The Supreme Court will decide next term whether a group of lawyers, human rights activists and journalists may challenge the federal government’s widespread use of electronic surveillance to monitor suspected terrorist activities overseas.

The Americans challenging the program say they have a “well-founded fear” that their phone calls and other communications with overseas clients and sources are swept up in the “dragnet surveillance.”

But the justices, in the term beginning in October, will not rule on whether the 2008 law that authorized the program violates the Americans’ Fourth Amendment right to protection from unreasonable searches.

Instead, the question is whether such a fear, and the actions the plaintiffs have taken because of the law, give them a right — which courts call “standing” — to proceed in challenging the law.

A federal judge in New York ruled that they did not. But a panel of the U.S. Court of Appeals for the Second Circuit disagreed, and a request by the government that the entire court overturn that decision failed on a tie vote.

U.S. Solicitor General Donald B. Verrilli Jr. asked the high court to step in. He said the concerns of the plaintiffs, who are represented by the American Civil Liberties Union, reflect only “bare conjecture that the government will choose to expend its limited resources to target respondents’ foreign contacts.”

The program began during the nation’s response to the attacks of Sept. 11, 2001, and eventually led to a broadening of the Foreign Intelligence Surveillance Act, which said the government generally must obtain a search warrant from a judge to listen in to conversations in the United States involving people suspected of being spies or terrorists.

The New York Times revealed in 2005 that President George W. Bush had approved an extensive program of “warrantless wiretapping” to intercept international phone conversations and e-mails that began or terminated in the United States, in order to monitor potential plots.

In 2008, Congress responded to criticism that the program was unconstitutional by approving amendments to FISA. They gave the attorney general and the director of national intelligence broad powers to monitor communications in the United States, as long as one party in the communication was abroad and the targets were foreigners believed to be outside the United States.

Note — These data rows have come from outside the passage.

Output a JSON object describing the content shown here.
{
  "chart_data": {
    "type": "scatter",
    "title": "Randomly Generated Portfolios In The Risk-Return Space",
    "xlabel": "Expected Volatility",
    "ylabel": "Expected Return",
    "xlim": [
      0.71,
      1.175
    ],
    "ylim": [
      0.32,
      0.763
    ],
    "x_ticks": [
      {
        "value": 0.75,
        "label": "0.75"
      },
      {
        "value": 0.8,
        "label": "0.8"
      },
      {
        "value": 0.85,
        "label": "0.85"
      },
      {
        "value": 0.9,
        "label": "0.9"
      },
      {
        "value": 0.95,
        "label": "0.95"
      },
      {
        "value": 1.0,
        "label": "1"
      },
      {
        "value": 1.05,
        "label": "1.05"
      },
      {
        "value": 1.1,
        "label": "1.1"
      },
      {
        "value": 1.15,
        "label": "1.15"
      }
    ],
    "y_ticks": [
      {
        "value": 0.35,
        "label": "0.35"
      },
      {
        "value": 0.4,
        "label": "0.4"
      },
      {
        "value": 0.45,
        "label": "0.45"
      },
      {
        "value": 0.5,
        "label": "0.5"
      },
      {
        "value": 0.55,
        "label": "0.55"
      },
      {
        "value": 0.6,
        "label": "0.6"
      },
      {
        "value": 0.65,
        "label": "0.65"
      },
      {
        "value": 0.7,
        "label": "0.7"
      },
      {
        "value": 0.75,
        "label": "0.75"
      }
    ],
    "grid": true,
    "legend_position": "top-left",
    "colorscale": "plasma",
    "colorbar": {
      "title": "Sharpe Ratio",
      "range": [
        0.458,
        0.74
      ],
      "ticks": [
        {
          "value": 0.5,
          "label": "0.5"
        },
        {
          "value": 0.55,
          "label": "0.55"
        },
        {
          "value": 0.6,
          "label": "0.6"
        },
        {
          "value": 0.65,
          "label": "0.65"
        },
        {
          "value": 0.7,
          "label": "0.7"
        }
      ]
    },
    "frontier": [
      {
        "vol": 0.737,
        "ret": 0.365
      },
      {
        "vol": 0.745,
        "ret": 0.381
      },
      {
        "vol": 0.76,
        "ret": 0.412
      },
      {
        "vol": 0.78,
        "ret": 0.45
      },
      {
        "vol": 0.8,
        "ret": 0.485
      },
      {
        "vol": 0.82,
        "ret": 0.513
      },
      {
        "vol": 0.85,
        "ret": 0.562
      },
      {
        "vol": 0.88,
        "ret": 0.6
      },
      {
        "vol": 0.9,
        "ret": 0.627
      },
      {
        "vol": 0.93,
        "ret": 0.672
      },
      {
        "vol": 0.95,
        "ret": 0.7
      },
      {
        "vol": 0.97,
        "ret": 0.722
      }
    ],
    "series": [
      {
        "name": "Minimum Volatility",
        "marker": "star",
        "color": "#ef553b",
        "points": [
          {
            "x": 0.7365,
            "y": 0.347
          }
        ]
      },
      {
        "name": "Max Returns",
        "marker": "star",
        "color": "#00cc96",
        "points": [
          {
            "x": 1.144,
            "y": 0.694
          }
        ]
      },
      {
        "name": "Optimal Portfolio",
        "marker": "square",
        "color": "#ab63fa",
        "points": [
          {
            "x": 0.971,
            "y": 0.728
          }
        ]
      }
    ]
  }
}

The ACLU filed its lawsuit the day the amendments became law, saying the secret orders permitted by the law would undoubtedly ensnare Americans. Its clients regularly spoke on the phone or exchanged e-mails with those who might be included in such surveillance orders.

The law “allows the government to collect these communications en masse without specifying the individuals or facilities to be monitored; without observing meaningful limitations on the retention, analysis, and dissemination of acquired information; without individualized warrants based on criminal or foreign intelligence probable cause; and without prior judicial or even administrative determinations that the targets of surveillance are foreign agents or connected in any way, however remotely, to terrorism,” the ACLU told the court.

The group said the lower court was correct in agreeing that its clients had standing to challenge the law because they had a reasonable fear that their communications would be targeted and disseminated. And it said these clients had suffered “concrete” damages because of the law, such as having to travel overseas to meet their contacts in person rather than communicating on the phone or via e-mail.

If the plaintiffs have no standing to question the program, the ACLU said, there could be no judicial oversight of the law.

The case is Clapper v. Amnesty International USA.